By October 26, 2015Flood Protection News

It’s an unfortunate fact of life that flooding can’t always be prevented. When it occurs, there can be a severe impact on individuals, communities and the surrounding wildlife. With oncoming climate change the number of flood alerts increase each year in the UK.  There is now more of a need than ever to find effective solutions for flood risk. One type in particular which is being focused upon is freshwater management such as lakes and lochs of which there are over 1000km2 in the UK and are a vital part of flood management.

Using nature to help reduce flooding

Habitats around us can be utilised to help minimise flood risks in certain scenarios and the results are beneficial to both biodiversity and local communities.

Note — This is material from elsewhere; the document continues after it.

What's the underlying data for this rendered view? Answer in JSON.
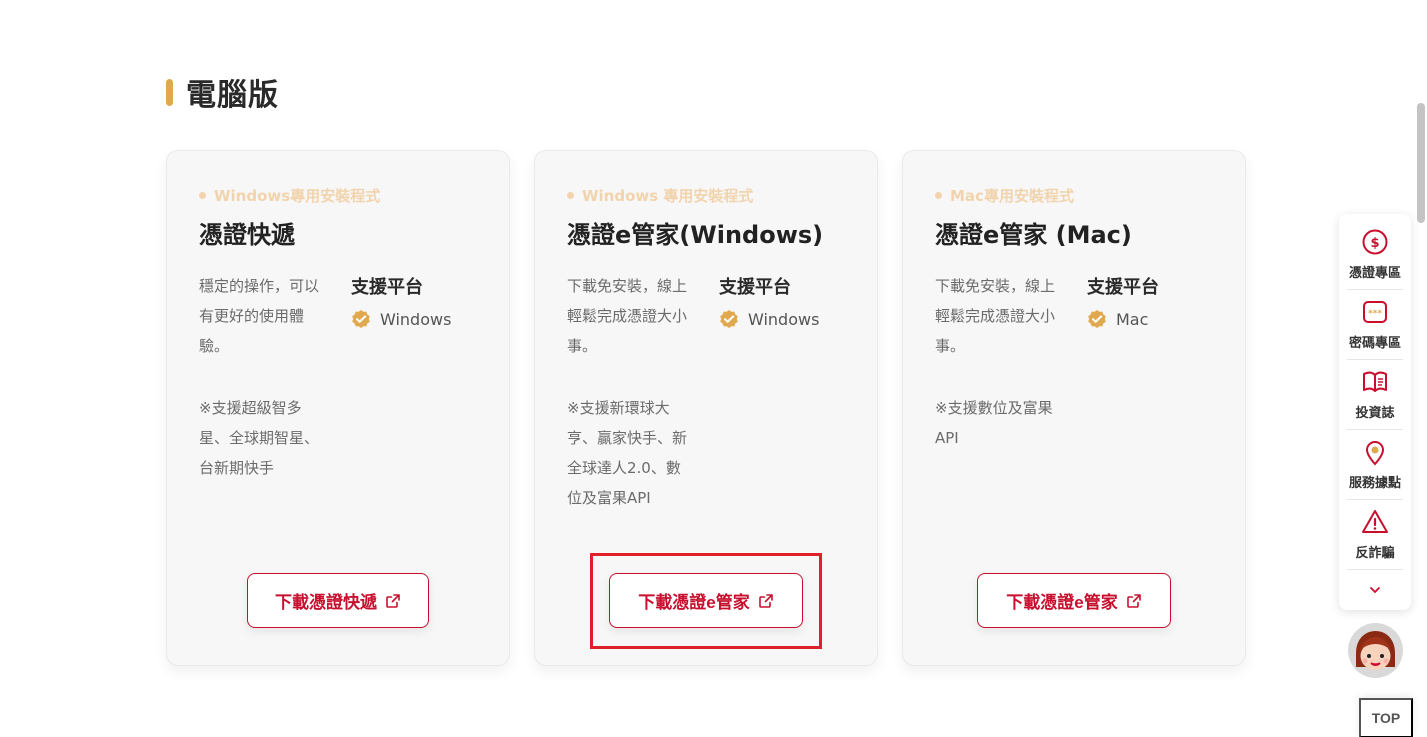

Working alongside nature means that it is possible to restore a natural capability to deal with flooding. This can be achieved by resurrecting previously damaged catchments. Experts know that woodland and wetlands can slow the speed of water flow and they offer water storage which in turn can reduce the possibility of flooding at downstream homes.

Combining nature with traditional risk management measures

With freshwater management, it is always possible to put measures in place which combine natural habitats and manmade flood defences such as concrete walls. There are a number of benefits to this including:

  • The use of buffer strips; pieces of land in permanent vegetation which trap sediment and slow down water run off
  • Restoring natural habitats; taking away flood embankments and reconnecting a river with the floodplain which means an improved geodiversity
  • Improving landscapes and amenities

Working for the future

Flooding legislation regarding freshwater areas covers the implementation of frameworks to continually assess and manage risks. The laws and guidelines look to reduce the impact of flooding on the health of communities, the economic activity dependent on freshwaters, the overall environment surrounding freshwater areas and linked cultural heritage.

The Environment Agency in England and Wales and SEPA in Scotland are working with a number of partner authorities to take forward the legislation and the development of freshwater flood management schemes. For there to be change, there are calls for many to be involved in the work ahead such as:

  • Landowners making voluntary changes to their own land management practices
  • Local authorities putting new land management strategies in place where work is required with natural habitats
  • Creation of new woodland
  • Restoration of bogs
  • Creation of wetlands

Work in urban areas

As well as carrying out protective measures on and around the freshwater areas themselves, there’s work for those living in affected urban areas. Slowing the flow to give more time for flood barriers to be put in place and restoring and creating greenspaces in towns and villages also help and will benefit the environment of the local community.

Plans are already being put in place where watercourse culverts (usually undersoil structures such as pipes to allow water drainage) are being removed. In their place, strips of land known as green corridors are being cultivated to sit alongside watercourses. These climate-smart habitats will allow for storm water flows in a natural way.

There will be encouragement to maintain existing green spaces to not only serve the community with areas such as playing fields but to also be used as water storage during a flood.

The promotion of the work to combine encouraging and enhancing nature in conjunction with the use of manmade defences mean that freshwater flooding can be managed more effectively. Involving all who live and work in a threatened area helps to provide a way to futureproof not only the safety of all those with homes and businesses, but also the natural inhabitants who can play their own part in keeping an area much more safe.